The purchase of the Thousand Oaks townhome development from the FDIC dovetails perfectly with Sycamore Urban’s corporate strategy. A value-added investor, the company’s primary goal is to acquire distressed condominiums and other residential assets that are partially or completely developed. The Thousand Oaks property marks the company’s second purchase from the FDIC.
Sited approximately 40 miles west of Los Angeles, 2727 E. Hillcrest occupies 4.3 acres on a hilltop site just blocks from the 101 Freeway. The property’s recent history is a familiar one these days. The former developer fell victim to the credit crisis, filed for bankruptcy and lost ownership of the project when it was foreclosed on by lender IndyMac Bank. Of course, IndyMac later succumbed to its own financial woes, and in July 2008 its doors were shuttered by the Office of Thrift Supervision, which appointed the FDIC conservator. So, 2727 E. Hillcrest became one more asset in a vast pool of real estate assets the FDIC is trying to dispose of–and at discounted rates. As per terms of its contract, Sycamore Urban is not disclosing how much it paid for the property.
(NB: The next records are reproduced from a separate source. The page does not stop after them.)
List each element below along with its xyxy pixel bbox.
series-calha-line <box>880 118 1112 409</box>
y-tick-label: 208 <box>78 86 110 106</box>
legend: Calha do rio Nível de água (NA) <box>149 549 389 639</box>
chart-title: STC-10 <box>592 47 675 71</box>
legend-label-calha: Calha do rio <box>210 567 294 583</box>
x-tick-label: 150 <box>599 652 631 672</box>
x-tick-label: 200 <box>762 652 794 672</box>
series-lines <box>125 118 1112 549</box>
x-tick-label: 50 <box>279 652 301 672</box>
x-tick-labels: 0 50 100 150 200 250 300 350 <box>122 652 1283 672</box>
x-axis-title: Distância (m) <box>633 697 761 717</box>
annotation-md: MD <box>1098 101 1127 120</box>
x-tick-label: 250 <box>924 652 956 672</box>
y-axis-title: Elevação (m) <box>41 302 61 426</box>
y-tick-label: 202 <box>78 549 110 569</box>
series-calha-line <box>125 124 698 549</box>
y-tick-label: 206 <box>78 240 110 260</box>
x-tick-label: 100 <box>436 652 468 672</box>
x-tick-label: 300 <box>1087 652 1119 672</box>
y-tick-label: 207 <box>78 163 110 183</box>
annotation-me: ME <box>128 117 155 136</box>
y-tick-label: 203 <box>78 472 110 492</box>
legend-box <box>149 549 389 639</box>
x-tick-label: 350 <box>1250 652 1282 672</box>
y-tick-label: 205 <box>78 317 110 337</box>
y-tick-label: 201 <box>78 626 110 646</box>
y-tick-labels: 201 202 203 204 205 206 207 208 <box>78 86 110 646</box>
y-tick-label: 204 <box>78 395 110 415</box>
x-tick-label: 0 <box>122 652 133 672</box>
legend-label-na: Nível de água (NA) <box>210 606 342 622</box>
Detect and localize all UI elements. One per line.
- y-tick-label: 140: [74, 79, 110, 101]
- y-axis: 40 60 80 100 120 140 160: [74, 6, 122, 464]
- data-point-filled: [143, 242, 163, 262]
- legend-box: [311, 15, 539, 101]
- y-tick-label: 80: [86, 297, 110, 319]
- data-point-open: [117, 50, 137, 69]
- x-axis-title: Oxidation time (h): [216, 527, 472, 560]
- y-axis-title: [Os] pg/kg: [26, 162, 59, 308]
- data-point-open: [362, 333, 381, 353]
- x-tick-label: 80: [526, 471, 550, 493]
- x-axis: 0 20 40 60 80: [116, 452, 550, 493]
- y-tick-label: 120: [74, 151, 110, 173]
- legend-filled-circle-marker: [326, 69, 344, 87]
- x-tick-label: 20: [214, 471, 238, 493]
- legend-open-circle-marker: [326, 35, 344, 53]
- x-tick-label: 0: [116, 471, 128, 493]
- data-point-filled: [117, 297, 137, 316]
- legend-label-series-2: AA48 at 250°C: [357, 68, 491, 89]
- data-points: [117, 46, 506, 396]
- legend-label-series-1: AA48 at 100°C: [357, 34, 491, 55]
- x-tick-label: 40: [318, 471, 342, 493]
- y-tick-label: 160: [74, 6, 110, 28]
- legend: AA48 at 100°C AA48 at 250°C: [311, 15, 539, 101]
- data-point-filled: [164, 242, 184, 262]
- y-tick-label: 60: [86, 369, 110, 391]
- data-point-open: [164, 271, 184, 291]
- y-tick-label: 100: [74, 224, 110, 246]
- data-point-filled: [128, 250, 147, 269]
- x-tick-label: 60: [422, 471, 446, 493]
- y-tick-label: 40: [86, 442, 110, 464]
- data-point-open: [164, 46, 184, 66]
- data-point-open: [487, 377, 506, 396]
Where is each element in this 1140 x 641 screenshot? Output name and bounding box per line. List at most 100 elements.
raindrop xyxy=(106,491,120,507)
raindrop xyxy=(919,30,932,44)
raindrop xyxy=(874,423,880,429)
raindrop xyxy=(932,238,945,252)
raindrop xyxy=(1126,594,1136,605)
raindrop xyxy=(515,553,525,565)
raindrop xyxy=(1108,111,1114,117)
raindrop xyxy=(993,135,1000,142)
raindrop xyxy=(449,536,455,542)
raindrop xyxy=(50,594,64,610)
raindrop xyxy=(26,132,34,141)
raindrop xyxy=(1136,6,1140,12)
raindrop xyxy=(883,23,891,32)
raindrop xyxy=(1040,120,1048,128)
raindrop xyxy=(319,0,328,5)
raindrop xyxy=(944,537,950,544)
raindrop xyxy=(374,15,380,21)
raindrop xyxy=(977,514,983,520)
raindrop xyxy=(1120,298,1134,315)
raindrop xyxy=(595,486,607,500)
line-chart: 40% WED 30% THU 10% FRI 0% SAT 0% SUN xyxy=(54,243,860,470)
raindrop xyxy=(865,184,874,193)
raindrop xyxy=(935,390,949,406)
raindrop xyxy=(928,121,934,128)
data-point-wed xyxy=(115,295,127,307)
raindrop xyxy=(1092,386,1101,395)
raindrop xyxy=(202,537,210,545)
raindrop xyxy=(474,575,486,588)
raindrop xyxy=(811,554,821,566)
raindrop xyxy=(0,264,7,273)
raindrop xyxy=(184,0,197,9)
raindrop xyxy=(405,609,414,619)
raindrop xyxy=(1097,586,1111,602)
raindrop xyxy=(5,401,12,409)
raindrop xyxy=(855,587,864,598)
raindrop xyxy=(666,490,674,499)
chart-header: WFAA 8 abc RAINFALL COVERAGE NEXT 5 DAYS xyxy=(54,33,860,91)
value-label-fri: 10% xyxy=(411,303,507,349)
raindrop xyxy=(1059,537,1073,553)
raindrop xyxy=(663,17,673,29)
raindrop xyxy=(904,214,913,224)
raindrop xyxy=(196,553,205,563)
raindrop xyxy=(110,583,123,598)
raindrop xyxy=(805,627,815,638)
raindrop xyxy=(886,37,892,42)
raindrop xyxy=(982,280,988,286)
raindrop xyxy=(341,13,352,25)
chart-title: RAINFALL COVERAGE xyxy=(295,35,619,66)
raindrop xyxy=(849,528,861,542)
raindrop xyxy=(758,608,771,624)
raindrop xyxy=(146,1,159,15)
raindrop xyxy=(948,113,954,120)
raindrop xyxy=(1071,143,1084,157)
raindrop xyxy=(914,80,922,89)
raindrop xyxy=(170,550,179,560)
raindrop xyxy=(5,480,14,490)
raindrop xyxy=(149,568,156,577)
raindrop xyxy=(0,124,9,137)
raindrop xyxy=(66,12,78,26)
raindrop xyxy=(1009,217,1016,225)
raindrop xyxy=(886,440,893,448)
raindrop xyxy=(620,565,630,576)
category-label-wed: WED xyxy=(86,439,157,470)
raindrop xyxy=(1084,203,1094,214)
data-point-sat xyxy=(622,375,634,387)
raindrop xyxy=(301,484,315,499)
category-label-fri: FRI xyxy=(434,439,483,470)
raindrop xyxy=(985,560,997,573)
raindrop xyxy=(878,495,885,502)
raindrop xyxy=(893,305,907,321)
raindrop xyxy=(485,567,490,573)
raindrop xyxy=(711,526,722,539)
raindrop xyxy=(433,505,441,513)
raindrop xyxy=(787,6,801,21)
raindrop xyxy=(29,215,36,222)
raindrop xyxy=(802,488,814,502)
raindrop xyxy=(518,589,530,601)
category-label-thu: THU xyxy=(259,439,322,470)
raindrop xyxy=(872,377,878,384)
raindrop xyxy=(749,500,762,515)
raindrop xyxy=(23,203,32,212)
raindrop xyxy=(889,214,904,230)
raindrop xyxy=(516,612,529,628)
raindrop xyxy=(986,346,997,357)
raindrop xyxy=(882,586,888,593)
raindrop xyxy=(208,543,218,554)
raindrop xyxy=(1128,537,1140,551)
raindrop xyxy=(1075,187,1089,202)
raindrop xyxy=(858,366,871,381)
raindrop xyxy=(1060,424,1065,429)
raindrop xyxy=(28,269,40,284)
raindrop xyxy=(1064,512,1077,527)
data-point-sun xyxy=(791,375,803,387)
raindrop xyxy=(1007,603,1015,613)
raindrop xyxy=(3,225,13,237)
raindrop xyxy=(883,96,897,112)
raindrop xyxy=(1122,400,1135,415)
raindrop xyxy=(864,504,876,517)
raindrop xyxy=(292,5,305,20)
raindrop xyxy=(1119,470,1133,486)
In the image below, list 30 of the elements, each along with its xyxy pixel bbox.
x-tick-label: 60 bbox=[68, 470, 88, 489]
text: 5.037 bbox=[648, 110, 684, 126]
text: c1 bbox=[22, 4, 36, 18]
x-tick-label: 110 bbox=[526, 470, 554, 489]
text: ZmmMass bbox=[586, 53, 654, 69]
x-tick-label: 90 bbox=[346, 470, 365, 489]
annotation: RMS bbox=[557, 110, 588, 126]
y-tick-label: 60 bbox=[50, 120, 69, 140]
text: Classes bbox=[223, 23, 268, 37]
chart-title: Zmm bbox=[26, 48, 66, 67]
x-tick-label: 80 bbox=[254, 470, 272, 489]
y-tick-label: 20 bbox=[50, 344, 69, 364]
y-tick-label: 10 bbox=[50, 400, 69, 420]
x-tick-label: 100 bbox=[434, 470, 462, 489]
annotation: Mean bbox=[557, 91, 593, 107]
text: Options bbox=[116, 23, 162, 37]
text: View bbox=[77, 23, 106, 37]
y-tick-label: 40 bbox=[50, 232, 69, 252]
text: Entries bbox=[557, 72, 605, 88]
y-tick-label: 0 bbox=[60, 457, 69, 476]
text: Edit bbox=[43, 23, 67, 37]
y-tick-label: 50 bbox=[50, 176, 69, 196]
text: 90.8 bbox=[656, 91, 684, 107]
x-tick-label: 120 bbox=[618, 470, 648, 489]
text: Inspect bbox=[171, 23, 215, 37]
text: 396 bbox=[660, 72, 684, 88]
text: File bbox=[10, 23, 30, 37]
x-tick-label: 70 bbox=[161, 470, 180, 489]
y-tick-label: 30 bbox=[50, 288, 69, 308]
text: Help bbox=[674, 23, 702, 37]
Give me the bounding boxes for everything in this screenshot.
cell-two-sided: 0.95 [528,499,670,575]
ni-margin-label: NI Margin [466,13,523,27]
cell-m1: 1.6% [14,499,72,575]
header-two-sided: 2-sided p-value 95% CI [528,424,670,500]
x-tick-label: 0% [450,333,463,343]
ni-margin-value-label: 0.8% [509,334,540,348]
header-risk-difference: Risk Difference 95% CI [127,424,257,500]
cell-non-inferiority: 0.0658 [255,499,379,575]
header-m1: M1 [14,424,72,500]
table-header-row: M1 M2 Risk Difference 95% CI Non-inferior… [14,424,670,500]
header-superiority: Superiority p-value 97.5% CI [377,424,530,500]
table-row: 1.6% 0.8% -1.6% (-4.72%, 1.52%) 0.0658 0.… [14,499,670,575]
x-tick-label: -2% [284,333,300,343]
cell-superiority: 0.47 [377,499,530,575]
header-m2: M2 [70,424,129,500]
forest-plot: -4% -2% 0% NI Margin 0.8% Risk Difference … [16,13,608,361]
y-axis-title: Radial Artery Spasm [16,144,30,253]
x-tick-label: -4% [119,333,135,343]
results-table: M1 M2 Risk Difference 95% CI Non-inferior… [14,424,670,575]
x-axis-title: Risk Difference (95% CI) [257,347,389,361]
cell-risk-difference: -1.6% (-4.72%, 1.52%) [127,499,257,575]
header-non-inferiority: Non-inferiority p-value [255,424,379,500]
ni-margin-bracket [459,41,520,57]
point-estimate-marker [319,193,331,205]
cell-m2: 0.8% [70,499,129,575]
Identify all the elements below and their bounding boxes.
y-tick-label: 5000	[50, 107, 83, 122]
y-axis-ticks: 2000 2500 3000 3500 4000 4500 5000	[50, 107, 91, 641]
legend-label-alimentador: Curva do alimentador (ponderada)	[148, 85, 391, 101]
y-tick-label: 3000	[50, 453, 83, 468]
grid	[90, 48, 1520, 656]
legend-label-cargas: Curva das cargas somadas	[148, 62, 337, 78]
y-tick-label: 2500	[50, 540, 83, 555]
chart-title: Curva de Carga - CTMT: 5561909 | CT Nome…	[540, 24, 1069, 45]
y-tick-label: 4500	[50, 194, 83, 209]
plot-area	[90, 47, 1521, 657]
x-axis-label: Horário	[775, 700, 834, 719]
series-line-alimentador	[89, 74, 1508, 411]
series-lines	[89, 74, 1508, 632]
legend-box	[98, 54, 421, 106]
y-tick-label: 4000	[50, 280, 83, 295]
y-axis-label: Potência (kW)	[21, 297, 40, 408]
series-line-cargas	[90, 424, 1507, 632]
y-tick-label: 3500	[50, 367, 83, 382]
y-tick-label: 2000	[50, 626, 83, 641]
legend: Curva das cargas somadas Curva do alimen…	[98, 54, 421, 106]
Sycamore Urban has a bit of work to do before it can open the doors of the townhomes at 2727 E. Hillcrest. Two of the multifamily community’s buildings have been framed, but five have only concrete foundations and the remaining two have pads only. The company expects to spend approximately $4.5 million to complete the remaining site work and physical construction. Ultimately, 2727 E. Hillcrest will feature three- and four-bedroom floor plans ranging in size from approximately 1,800 to nearly 2,100 square feet and direct-access garages. And when all is said and done, Sycamore Urban does not anticipate many problems with sales.
“Thousand Oaks is a very desirable place to live and values are still relatively strong, but it is an undersupplied market in terms of new residential product,” Daniel Flynn, Sycamore Urban vice president, tells MHN. “There is very little out there. There are only two other condominium projects, but they are not quite the same product type so it’s not as if we’ll have to compete. The property is really a gem of a project. There won’t be a lot more like this.”
While Sycamore Urban does not expect to find many other premier multifamily assets located in areas with high demand and limited product, it does anticipate making many more purchases in 2011. “We don’t see the volume of distressed notes or REO assets decreasing in the next year,” Flynn says. “There are still numbers of projects that are under water.”
Investment beyond the company’s established markets–California, Arizona and Nevada–could happen in 2011. “We have looked at assets in other areas. We’re open to that if the right opportunity presented itself to us, but we are not actively farming for those deals. But we do have the capacity to do it if the right deal comes along.”